現実の貧困層の生活に1%の富裕層が入ってくることは少なく、貧困層にとって自分達を直接踏みつけている存在は中間層である。たとえば赤木智弘氏は貧困層の怒りが「貧困労働層を足蹴にしながら自身の生活を保持しているにもかかわらず、さも弱者のように権利や金銭を御上に要求する、多数の安定労働層」に向いていると指摘する(「けっきょく、「自己責任」ですか 続「『丸山眞男』をひっぱたきたい」「応答」を読んで」論座2007年6月号)。

真の敵はアメリカ帝国主義と日本独占資本という階級的イデオロギーや、真の敵はロスチャイルドという陰謀論でも信奉しない限り、貧困層が中間層に怒りを抱くとしても不思議ではない。貧困層から小泉郵政改革や橋下大阪維新を熱狂的に支持する人々が出た背景も、既得権益に守られた安定労働者層(公務員労働者)の没落が公正に資すると歓迎する意識があるためである。

このように考えると赤羽目委員の反対は中々厳しいものがある。

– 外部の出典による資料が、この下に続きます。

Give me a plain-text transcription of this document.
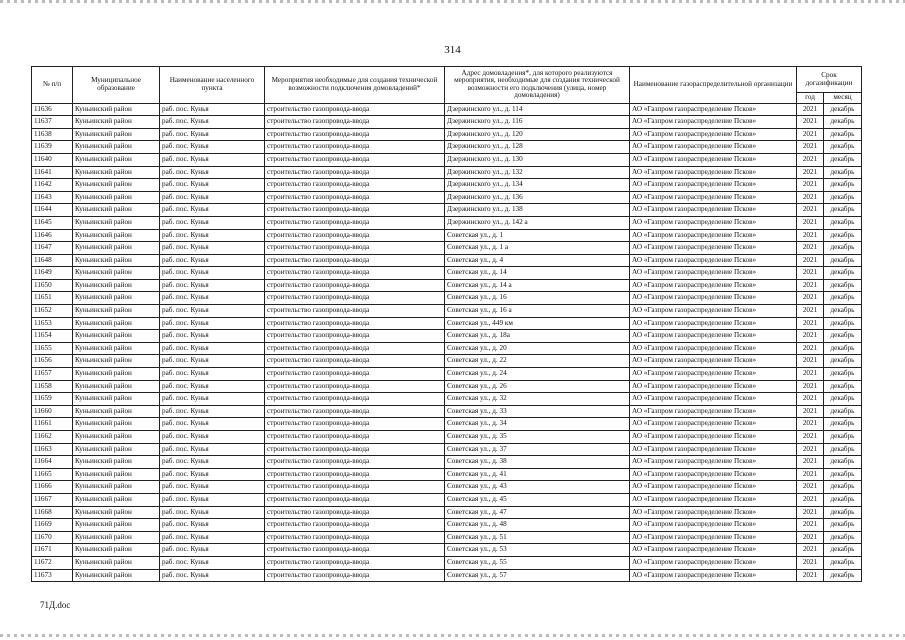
314
№ п/п	Муниципальное образование	Наименование населенного пункта	Мероприятия необходимые для создания технической возможности подключения домовладений*	Адрес домовладения*, для которого реализуются мероприятия, необходимые для создания технической возможности его подключения (улица, номер домовладения)	Наименование газораспределительной организации	Срок догазификации	
						год	месяц
11636	Куньинский район	раб. пос. Кунья	строительство газопровода-ввода	Дзержинского ул., д. 114	АО «Газпром газораспределение Псков»	2021	декабрь
11637	Куньинский район	раб. пос. Кунья	строительство газопровода-ввода	Дзержинского ул., д. 116	АО «Газпром газораспределение Псков»	2021	декабрь
11638	Куньинский район	раб. пос. Кунья	строительство газопровода-ввода	Дзержинского ул., д. 120	АО «Газпром газораспределение Псков»	2021	декабрь
11639	Куньинский район	раб. пос. Кунья	строительство газопровода-ввода	Дзержинского ул., д. 128	АО «Газпром газораспределение Псков»	2021	декабрь
11640	Куньинский район	раб. пос. Кунья	строительство газопровода-ввода	Дзержинского ул., д. 130	АО «Газпром газораспределение Псков»	2021	декабрь
11641	Куньинский район	раб. пос. Кунья	строительство газопровода-ввода	Дзержинского ул., д. 132	АО «Газпром газораспределение Псков»	2021	декабрь
11642	Куньинский район	раб. пос. Кунья	строительство газопровода-ввода	Дзержинского ул., д. 134	АО «Газпром газораспределение Псков»	2021	декабрь
11643	Куньинский район	раб. пос. Кунья	строительство газопровода-ввода	Дзержинского ул., д. 136	АО «Газпром газораспределение Псков»	2021	декабрь
11644	Куньинский район	раб. пос. Кунья	строительство газопровода-ввода	Дзержинского ул., д. 138	АО «Газпром газораспределение Псков»	2021	декабрь
11645	Куньинский район	раб. пос. Кунья	строительство газопровода-ввода	Дзержинского ул., д. 142 а	АО «Газпром газораспределение Псков»	2021	декабрь
11646	Куньинский район	раб. пос. Кунья	строительство газопровода-ввода	Советская ул., д. 1	АО «Газпром газораспределение Псков»	2021	декабрь
11647	Куньинский район	раб. пос. Кунья	строительство газопровода-ввода	Советская ул., д. 1 а	АО «Газпром газораспределение Псков»	2021	декабрь
11648	Куньинский район	раб. пос. Кунья	строительство газопровода-ввода	Советская ул., д. 4	АО «Газпром газораспределение Псков»	2021	декабрь
11649	Куньинский район	раб. пос. Кунья	строительство газопровода-ввода	Советская ул., д. 14	АО «Газпром газораспределение Псков»	2021	декабрь
11650	Куньинский район	раб. пос. Кунья	строительство газопровода-ввода	Советская ул., д. 14 а	АО «Газпром газораспределение Псков»	2021	декабрь
11651	Куньинский район	раб. пос. Кунья	строительство газопровода-ввода	Советская ул., д. 16	АО «Газпром газораспределение Псков»	2021	декабрь
11652	Куньинский район	раб. пос. Кунья	строительство газопровода-ввода	Советская ул., д. 16 а	АО «Газпром газораспределение Псков»	2021	декабрь
11653	Куньинский район	раб. пос. Кунья	строительство газопровода-ввода	Советская ул., 449 км	АО «Газпром газораспределение Псков»	2021	декабрь
11654	Куньинский район	раб. пос. Кунья	строительство газопровода-ввода	Советская ул., д. 18а	АО «Газпром газораспределение Псков»	2021	декабрь
11655	Куньинский район	раб. пос. Кунья	строительство газопровода-ввода	Советская ул., д. 20	АО «Газпром газораспределение Псков»	2021	декабрь
11656	Куньинский район	раб. пос. Кунья	строительство газопровода-ввода	Советская ул., д. 22	АО «Газпром газораспределение Псков»	2021	декабрь
11657	Куньинский район	раб. пос. Кунья	строительство газопровода-ввода	Советская ул., д. 24	АО «Газпром газораспределение Псков»	2021	декабрь
11658	Куньинский район	раб. пос. Кунья	строительство газопровода-ввода	Советская ул., д. 26	АО «Газпром газораспределение Псков»	2021	декабрь
11659	Куньинский район	раб. пос. Кунья	строительство газопровода-ввода	Советская ул., д. 32	АО «Газпром газораспределение Псков»	2021	декабрь
11660	Куньинский район	раб. пос. Кунья	строительство газопровода-ввода	Советская ул., д. 33	АО «Газпром газораспределение Псков»	2021	декабрь
11661	Куньинский район	раб. пос. Кунья	строительство газопровода-ввода	Советская ул., д. 34	АО «Газпром газораспределение Псков»	2021	декабрь
11662	Куньинский район	раб. пос. Кунья	строительство газопровода-ввода	Советская ул., д. 35	АО «Газпром газораспределение Псков»	2021	декабрь
11663	Куньинский район	раб. пос. Кунья	строительство газопровода-ввода	Советская ул., д. 37	АО «Газпром газораспределение Псков»	2021	декабрь
11664	Куньинский район	раб. пос. Кунья	строительство газопровода-ввода	Советская ул., д. 38	АО «Газпром газораспределение Псков»	2021	декабрь
11665	Куньинский район	раб. пос. Кунья	строительство газопровода-ввода	Советская ул., д. 41	АО «Газпром газораспределение Псков»	2021	декабрь
11666	Куньинский район	раб. пос. Кунья	строительство газопровода-ввода	Советская ул., д. 43	АО «Газпром газораспределение Псков»	2021	декабрь
11667	Куньинский район	раб. пос. Кунья	строительство газопровода-ввода	Советская ул., д. 45	АО «Газпром газораспределение Псков»	2021	декабрь
11668	Куньинский район	раб. пос. Кунья	строительство газопровода-ввода	Советская ул., д. 47	АО «Газпром газораспределение Псков»	2021	декабрь
11669	Куньинский район	раб. пос. Кунья	строительство газопровода-ввода	Советская ул., д. 48	АО «Газпром газораспределение Псков»	2021	декабрь
11670	Куньинский район	раб. пос. Кунья	строительство газопровода-ввода	Советская ул., д. 51	АО «Газпром газораспределение Псков»	2021	декабрь
11671	Куньинский район	раб. пос. Кунья	строительство газопровода-ввода	Советская ул., д. 53	АО «Газпром газораспределение Псков»	2021	декабрь
11672	Куньинский район	раб. пос. Кунья	строительство газопровода-ввода	Советская ул., д. 55	АО «Газпром газораспределение Псков»	2021	декабрь
11673	Куньинский район	раб. пос. Кунья	строительство газопровода-ввода	Советская ул., д. 57	АО «Газпром газораспределение Псков»	2021	декабрь
71Д.doc
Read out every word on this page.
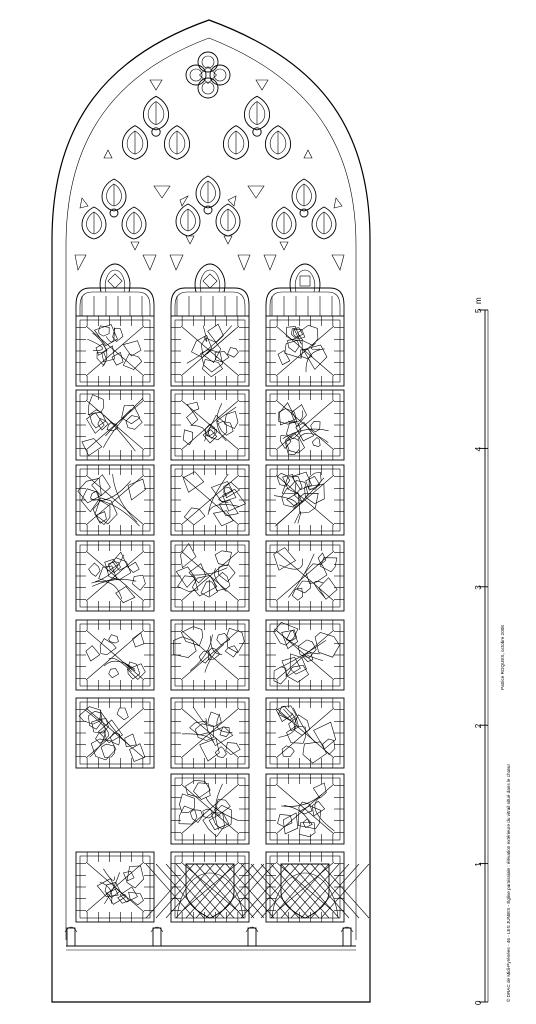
0
1
2
3
4
5
m
© DRAC de Midi-Pyrénées - 46 - LES JUNIES - Église paroissiale : élévation extérieure du vitrail situé dans le chœur
Patrice ROQUES, octobre 2008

実際、委員会の議論は星野委員に「収入の多い区民に負担してもらい、弱者の負担を軽くする」と普段ならば共産党が言いそうなことを言われて一本取られた形で終わっている。共産党に批判的な立場ならば「何でも反対」「兎に角反対」の政党であると感じるかもしれない。

赤羽目委員の反対を積極的に捉えるならば、応能負担は幼稚園利用者だけで見るものではないということである。子育ては社会全体で負担するものである。企業(法人)は当然のことながら子育てをすることはなく、物理的に保育サービスを受ける必要がないが、社会の一員として応分の負担をすべきである。

このように考えれば保護者の払う保育料は所得に関わらず安く抑え、税金の負担割合を増やすことが応能負担に資する。究極には全て税金で負担し、保護者の払う保育料を等しく0円とすることが応能負担になる。これは義務教育では憲法上の要請にもなっている。

これは福祉を貧困層など特定の人だけでなく、全ての国民のためのサービスと捉える普遍的福祉の考え方とも重なる(宇都宮健児『希望社会の実現』共栄書房、2014年、47頁)。このような未来図を確固として有している立場からすれば条例改正案への反対は自明なことなのだろう。